Oireachtas Joint and Select Committees

Thursday, 19 January 2017

Joint Oireachtas Committee on Health

National Maternity Strategy: Discussion

9:00 am

Professor Louise Kenny:

Perinatal mental health services are patchy at best. I have not seen any improvement in perinatal mental health provision in recent years. It is a very specialist area. All best practice recognises that a woman and a family's best chance of full recovery from an acute perinatal mental crisis is through the provision of specialist services in dedicated mother and baby units, to which we do not have adequate access nationwide. On a more worrying level, we do not have individual specialists in perinatal mental health at anywhere near what would be regarded as international norms. This is a fundamental problem and a matter of grave concern in an area that is woefully under-resourced. I have not seen any improvement in recent years in the provision of perinatal mental health services, a point with which my colleague would agree.

The accepted international norm for care pathways of ultrasound provision in pregnancy is a minimum of two scans, the first of which takes place at the end of the first trimester and the beginning of the second. The primary function of this scan is to confirm pregnancy, the location of the pregnancy and the number of babies involved. That is of clinical importance in dating the pregnancy, defining multiple pregnancy, which is a high-risk pregnancy, and also an extra-uterine pregnancy, which can be a life-threatening condition.

Following the first trimester scan, the next recommended minimal scan is a 20-week to 22-week scan, best performed at that time. That is a scan to screen for foetal development and foetal abnormality. As it is a screening scan, it cannot, by definition, be given to just selected proportions of the population, yet that is what we are doing. We are doing it specifically because we cannot give this scan to every one of the 8,000 women who present at Cork University Maternity Hospital, CUMH, for antenatal care every year. At present, we have adequate resources to provide that scan for approximately half of all women. Those who are not triaged to receive this scan can, if they are in a position to afford it, pay for a private scan. Accordingly, we have a two-tier health provision in terms of access to ultrasound and the poor are disadvantaged.

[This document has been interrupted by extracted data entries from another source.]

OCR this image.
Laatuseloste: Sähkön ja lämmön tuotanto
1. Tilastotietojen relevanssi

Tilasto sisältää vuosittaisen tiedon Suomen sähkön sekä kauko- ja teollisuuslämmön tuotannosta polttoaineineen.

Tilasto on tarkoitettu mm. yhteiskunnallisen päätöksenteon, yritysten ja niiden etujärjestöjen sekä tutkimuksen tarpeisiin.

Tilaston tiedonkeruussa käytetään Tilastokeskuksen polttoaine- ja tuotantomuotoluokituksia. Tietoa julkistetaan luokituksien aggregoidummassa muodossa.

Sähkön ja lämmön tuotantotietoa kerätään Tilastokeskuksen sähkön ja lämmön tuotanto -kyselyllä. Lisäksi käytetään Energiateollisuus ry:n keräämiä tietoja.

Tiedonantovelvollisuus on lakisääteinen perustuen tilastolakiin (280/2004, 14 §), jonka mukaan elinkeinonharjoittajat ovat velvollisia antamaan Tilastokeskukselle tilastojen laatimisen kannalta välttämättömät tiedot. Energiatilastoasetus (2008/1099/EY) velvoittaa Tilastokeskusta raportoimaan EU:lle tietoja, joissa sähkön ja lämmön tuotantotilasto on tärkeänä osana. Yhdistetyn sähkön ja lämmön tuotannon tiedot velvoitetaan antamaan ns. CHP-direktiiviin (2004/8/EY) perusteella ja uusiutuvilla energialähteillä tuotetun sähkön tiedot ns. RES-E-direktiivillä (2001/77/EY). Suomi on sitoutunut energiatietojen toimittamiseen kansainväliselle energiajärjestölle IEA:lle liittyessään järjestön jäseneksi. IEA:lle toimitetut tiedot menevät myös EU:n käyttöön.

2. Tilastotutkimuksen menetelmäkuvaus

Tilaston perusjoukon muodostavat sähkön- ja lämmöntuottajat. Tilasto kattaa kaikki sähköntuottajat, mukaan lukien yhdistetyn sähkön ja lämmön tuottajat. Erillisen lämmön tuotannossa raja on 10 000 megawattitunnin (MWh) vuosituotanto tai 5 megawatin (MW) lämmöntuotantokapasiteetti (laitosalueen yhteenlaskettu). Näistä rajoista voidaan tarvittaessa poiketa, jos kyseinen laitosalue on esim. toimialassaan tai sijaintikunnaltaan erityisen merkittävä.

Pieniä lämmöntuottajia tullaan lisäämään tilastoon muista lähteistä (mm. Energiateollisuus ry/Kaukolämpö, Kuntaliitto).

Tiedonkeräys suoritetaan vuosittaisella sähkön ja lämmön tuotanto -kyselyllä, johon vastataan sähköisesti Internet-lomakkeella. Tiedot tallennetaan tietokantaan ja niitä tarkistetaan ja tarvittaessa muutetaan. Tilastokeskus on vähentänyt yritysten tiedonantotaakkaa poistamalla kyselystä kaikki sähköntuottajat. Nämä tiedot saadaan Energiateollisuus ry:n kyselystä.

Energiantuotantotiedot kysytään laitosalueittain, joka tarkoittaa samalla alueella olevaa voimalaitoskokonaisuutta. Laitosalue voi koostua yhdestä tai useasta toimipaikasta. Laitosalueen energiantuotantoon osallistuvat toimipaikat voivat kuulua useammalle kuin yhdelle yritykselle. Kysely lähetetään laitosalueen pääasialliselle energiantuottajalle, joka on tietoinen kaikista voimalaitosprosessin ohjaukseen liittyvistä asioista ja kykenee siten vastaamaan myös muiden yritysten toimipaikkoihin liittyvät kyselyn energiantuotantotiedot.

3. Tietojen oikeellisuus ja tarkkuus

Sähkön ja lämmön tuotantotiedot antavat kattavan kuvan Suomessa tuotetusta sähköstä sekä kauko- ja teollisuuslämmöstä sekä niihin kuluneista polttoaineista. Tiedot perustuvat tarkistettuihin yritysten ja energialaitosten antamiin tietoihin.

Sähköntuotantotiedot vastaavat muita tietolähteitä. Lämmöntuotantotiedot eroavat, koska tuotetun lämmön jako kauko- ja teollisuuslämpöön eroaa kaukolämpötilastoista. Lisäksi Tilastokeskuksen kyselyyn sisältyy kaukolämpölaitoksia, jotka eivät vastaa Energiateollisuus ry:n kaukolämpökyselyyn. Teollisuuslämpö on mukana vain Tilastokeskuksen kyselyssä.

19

Clinically, we make the decision on the basis of those who are perceived to be at higher risk of having a baby or a pregnancy affected by a complication. Currently, we screen out those women who are of an older maternal age, those who have had a previous bad obstetric outcome and those who have a significant family history that would delineate them as being at risk. The majority of babies born with complex foetal abnormalities or significant neonatal conditions resulting from, for example, foetal growth restriction, are not born to women with any risk factors. In that kind of situation, we will miss the majority of babies born with problems.

If, for example, early foetal onset growth restriction or grave foetal abnormalities, such as hypoplastic left heart syndrome, which would be amenable to surgery, potentially ex-utero, are not picked up, it will increase the mortality from those conditions. Babies will and do die as a direct result of a lack of access to ultrasounds.